这时侯才反应过来,玉阳子当时说的“颇凶险”是什么意思。
原先他还觉着陆机人畜无害的,师父的预言恐怕有误呢,如果换了李绝,那就不是“颇”,而是“极”,极凶险才是真的。
平熙一边叫人守着丹房跟玉阳子闭关之处,一边在迎客厅前接见李绝。
除了玉阳子外,平熙是最熟悉李绝之人了,事隔经年,昔日的少年身形更加高挑颀长,脸上的稚气消散大半,但却比先前越发清秀俊美,器宇轩昂。
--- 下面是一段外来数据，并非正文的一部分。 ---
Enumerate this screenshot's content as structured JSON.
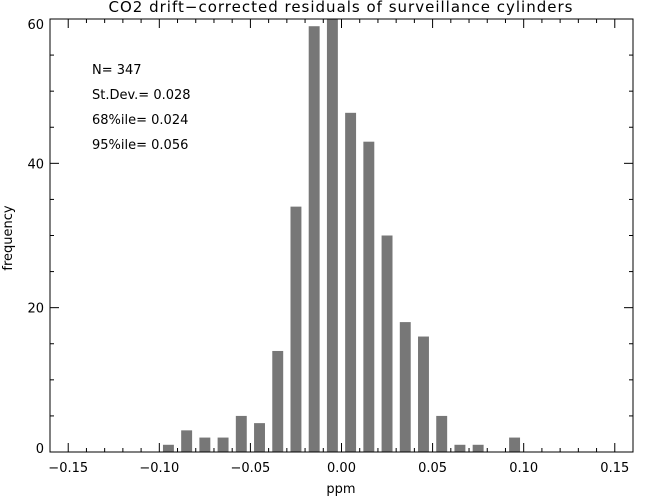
{
  "chart_data": {
    "type": "bar",
    "title": "CO2 drift−corrected residuals of surveillance cylinders",
    "xlabel": "ppm",
    "ylabel": "frequency",
    "xlim": [
      -0.16,
      0.16
    ],
    "ylim": [
      0,
      60
    ],
    "xticks": [
      -0.15,
      -0.1,
      -0.05,
      0.0,
      0.05,
      0.1,
      0.15
    ],
    "xtick_labels": [
      "−0.15",
      "−0.10",
      "−0.05",
      "0.00",
      "0.05",
      "0.10",
      "0.15"
    ],
    "yticks": [
      0,
      20,
      40,
      60
    ],
    "ytick_labels": [
      "0",
      "20",
      "40",
      "60"
    ],
    "bar_width": 0.006,
    "bar_color": "#777777",
    "x": [
      -0.095,
      -0.085,
      -0.075,
      -0.065,
      -0.055,
      -0.045,
      -0.035,
      -0.025,
      -0.015,
      -0.005,
      0.005,
      0.015,
      0.025,
      0.035,
      0.045,
      0.055,
      0.065,
      0.075,
      0.085,
      0.095
    ],
    "values": [
      1,
      3,
      2,
      2,
      5,
      4,
      14,
      34,
      59,
      60,
      47,
      43,
      30,
      18,
      16,
      5,
      1,
      1,
      0,
      2
    ],
    "annotations": [
      "N= 347",
      "St.Dev.= 0.028",
      "68%ile= 0.024",
      "95%ile= 0.056"
    ],
    "grid": false
  }
}
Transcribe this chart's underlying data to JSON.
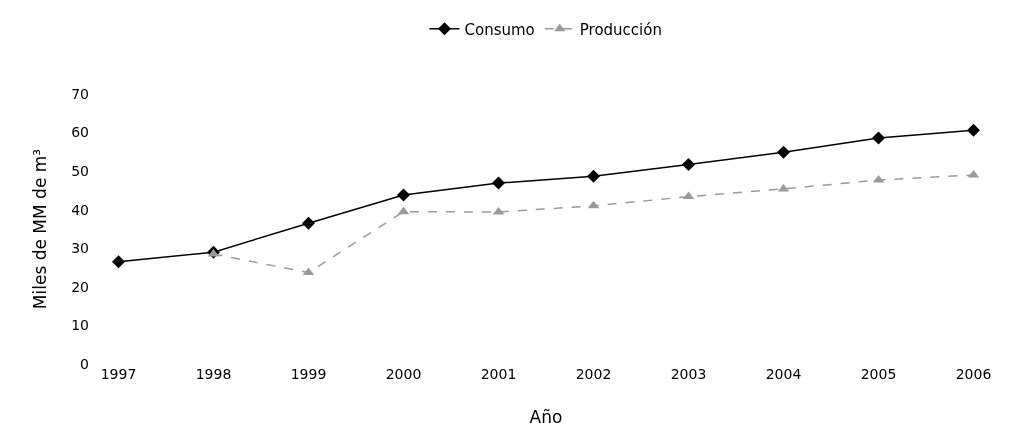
{
  "chart_data": {
    "type": "line",
    "xlabel": "Año",
    "ylabel": "Miles de MM de m³",
    "categories": [
      "1997",
      "1998",
      "1999",
      "2000",
      "2001",
      "2002",
      "2003",
      "2004",
      "2005",
      "2006"
    ],
    "series": [
      {
        "name": "Consumo",
        "color": "#000000",
        "marker": "diamond",
        "line_style": "solid",
        "values": [
          26.5,
          29,
          36.5,
          43.8,
          46.9,
          48.7,
          51.7,
          54.9,
          58.6,
          60.6
        ]
      },
      {
        "name": "Producción",
        "color": "#9a9a9a",
        "marker": "triangle",
        "line_style": "dashed",
        "values": [
          null,
          28.5,
          23.7,
          39.5,
          39.4,
          41,
          43.4,
          45.4,
          47.7,
          49
        ]
      }
    ],
    "ylim": [
      0,
      70
    ],
    "yticks": [
      0,
      10,
      20,
      30,
      40,
      50,
      60,
      70
    ],
    "legend": "top"
  }
}
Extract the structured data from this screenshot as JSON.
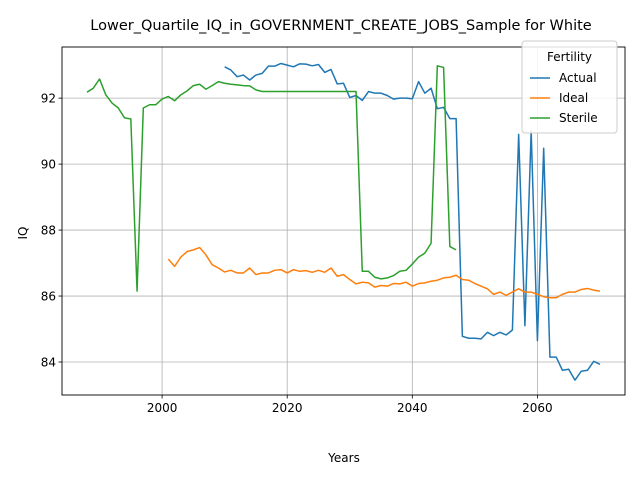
{
  "chart_data": {
    "type": "line",
    "title": "Lower_Quartile_IQ_in_GOVERNMENT_CREATE_JOBS_Sample for White",
    "xlabel": "Years",
    "ylabel": "IQ",
    "xlim": [
      1984,
      2074
    ],
    "ylim": [
      83.0,
      93.55
    ],
    "xticks": [
      2000,
      2020,
      2040,
      2060
    ],
    "yticks": [
      84,
      86,
      88,
      90,
      92
    ],
    "grid": true,
    "legend": {
      "title": "Fertility",
      "placement": "top-right"
    },
    "series": [
      {
        "name": "Actual",
        "color": "#1f77b4",
        "x": [
          2010,
          2011,
          2012,
          2013,
          2014,
          2015,
          2016,
          2017,
          2018,
          2019,
          2020,
          2021,
          2022,
          2023,
          2024,
          2025,
          2026,
          2027,
          2028,
          2029,
          2030,
          2031,
          2032,
          2033,
          2034,
          2035,
          2036,
          2037,
          2038,
          2039,
          2040,
          2041,
          2042,
          2043,
          2044,
          2045,
          2046,
          2047,
          2048,
          2049,
          2050,
          2051,
          2052,
          2053,
          2054,
          2055,
          2056,
          2057,
          2058,
          2059,
          2060,
          2061,
          2062,
          2063,
          2064,
          2065,
          2066,
          2067,
          2068,
          2069,
          2070
        ],
        "values": [
          92.95,
          92.85,
          92.65,
          92.7,
          92.55,
          92.7,
          92.75,
          92.97,
          92.97,
          93.05,
          93.0,
          92.95,
          93.04,
          93.03,
          92.98,
          93.02,
          92.78,
          92.87,
          92.43,
          92.45,
          92.02,
          92.08,
          91.93,
          92.2,
          92.15,
          92.15,
          92.08,
          91.97,
          92.0,
          92.0,
          91.98,
          92.5,
          92.15,
          92.3,
          91.68,
          91.72,
          91.38,
          91.38,
          84.78,
          84.72,
          84.72,
          84.7,
          84.9,
          84.8,
          84.9,
          84.82,
          84.97,
          90.9,
          85.1,
          91.0,
          84.65,
          90.48,
          84.15,
          84.15,
          83.75,
          83.78,
          83.45,
          83.72,
          83.75,
          84.02,
          83.93
        ]
      },
      {
        "name": "Ideal",
        "color": "#ff7f0e",
        "x": [
          2001,
          2002,
          2003,
          2004,
          2005,
          2006,
          2007,
          2008,
          2009,
          2010,
          2011,
          2012,
          2013,
          2014,
          2015,
          2016,
          2017,
          2018,
          2019,
          2020,
          2021,
          2022,
          2023,
          2024,
          2025,
          2026,
          2027,
          2028,
          2029,
          2030,
          2031,
          2032,
          2033,
          2034,
          2035,
          2036,
          2037,
          2038,
          2039,
          2040,
          2041,
          2042,
          2043,
          2044,
          2045,
          2046,
          2047,
          2048,
          2049,
          2050,
          2051,
          2052,
          2053,
          2054,
          2055,
          2056,
          2057,
          2058,
          2059,
          2060,
          2061,
          2062,
          2063,
          2064,
          2065,
          2066,
          2067,
          2068,
          2069,
          2070
        ],
        "values": [
          87.12,
          86.9,
          87.18,
          87.35,
          87.4,
          87.47,
          87.25,
          86.95,
          86.85,
          86.73,
          86.78,
          86.7,
          86.7,
          86.85,
          86.65,
          86.7,
          86.7,
          86.78,
          86.8,
          86.7,
          86.8,
          86.75,
          86.77,
          86.72,
          86.78,
          86.72,
          86.85,
          86.6,
          86.65,
          86.5,
          86.37,
          86.42,
          86.4,
          86.27,
          86.32,
          86.3,
          86.38,
          86.37,
          86.42,
          86.3,
          86.38,
          86.4,
          86.45,
          86.48,
          86.55,
          86.57,
          86.63,
          86.5,
          86.48,
          86.38,
          86.3,
          86.22,
          86.05,
          86.12,
          86.02,
          86.12,
          86.22,
          86.12,
          86.12,
          86.05,
          85.98,
          85.95,
          85.95,
          86.05,
          86.12,
          86.12,
          86.2,
          86.23,
          86.18,
          86.15
        ]
      },
      {
        "name": "Sterile",
        "color": "#2ca02c",
        "x": [
          1988,
          1989,
          1990,
          1991,
          1992,
          1993,
          1994,
          1995,
          1996,
          1997,
          1998,
          1999,
          2000,
          2001,
          2002,
          2003,
          2004,
          2005,
          2006,
          2007,
          2008,
          2009,
          2010,
          2011,
          2012,
          2013,
          2014,
          2015,
          2016,
          2017,
          2018,
          2019,
          2020,
          2021,
          2022,
          2023,
          2024,
          2025,
          2026,
          2027,
          2028,
          2029,
          2030,
          2031,
          2032,
          2033,
          2034,
          2035,
          2036,
          2037,
          2038,
          2039,
          2040,
          2041,
          2042,
          2043,
          2044,
          2045,
          2046,
          2047
        ],
        "values": [
          92.18,
          92.3,
          92.58,
          92.1,
          91.85,
          91.7,
          91.4,
          91.37,
          86.15,
          91.7,
          91.8,
          91.8,
          91.97,
          92.05,
          91.92,
          92.1,
          92.22,
          92.38,
          92.42,
          92.27,
          92.38,
          92.5,
          92.45,
          92.42,
          92.4,
          92.38,
          92.37,
          92.25,
          92.2,
          92.2,
          92.2,
          92.2,
          92.2,
          92.2,
          92.2,
          92.2,
          92.2,
          92.2,
          92.2,
          92.2,
          92.2,
          92.2,
          92.2,
          92.2,
          86.75,
          86.75,
          86.57,
          86.52,
          86.55,
          86.62,
          86.75,
          86.78,
          86.97,
          87.18,
          87.3,
          87.6,
          92.98,
          92.93,
          87.5,
          87.4
        ]
      }
    ]
  }
}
其实平熙是知道李绝曾经继位之事,不过既然进了山门,那就不必行那些俗礼,仍只以师兄弟礼数相见。
而李绝居然也规规矩矩地对着平熙行了礼:“师兄别来无恙?啧啧,比先前越发的道貌庄肃呢。”
平熙子想到他先前种种劣迹,不吃他这套,警觉地问:“李绝,你突然回来,莫非有事?”
李绝笑道:“这不是……我成亲了嘛,今儿是特意带了娘子来给咱们师父行礼的。”
在他身旁,星河才将遮风的帽兜放下,风帽下,是一张比花更娇的脸,眼若秋水,眉若远山。
平熙看的一怔,不由想起先前跟陆机随行的那位女冠,本以为已经算是天下难得的绝色,没想到眼前这位,竟更加明艳动人。
可是让平熙子发怔的,却并不是这女子的美貌,而是她虽则极美,却无丝毫俗气,通身透着一股淳和温柔、令人想亲近的气质。
可再回头看向李绝……平熙皱眉:这女子哪哪都好,就是眼神差了些,怎么竟喜欢上这种闹天搅地的顽劣之人。
看在星河的面上,平熙把脸色放缓和了些:“不巧的很,师父九天前就闭关了,你恐怕见不着了,索性就在这里行了礼便是。”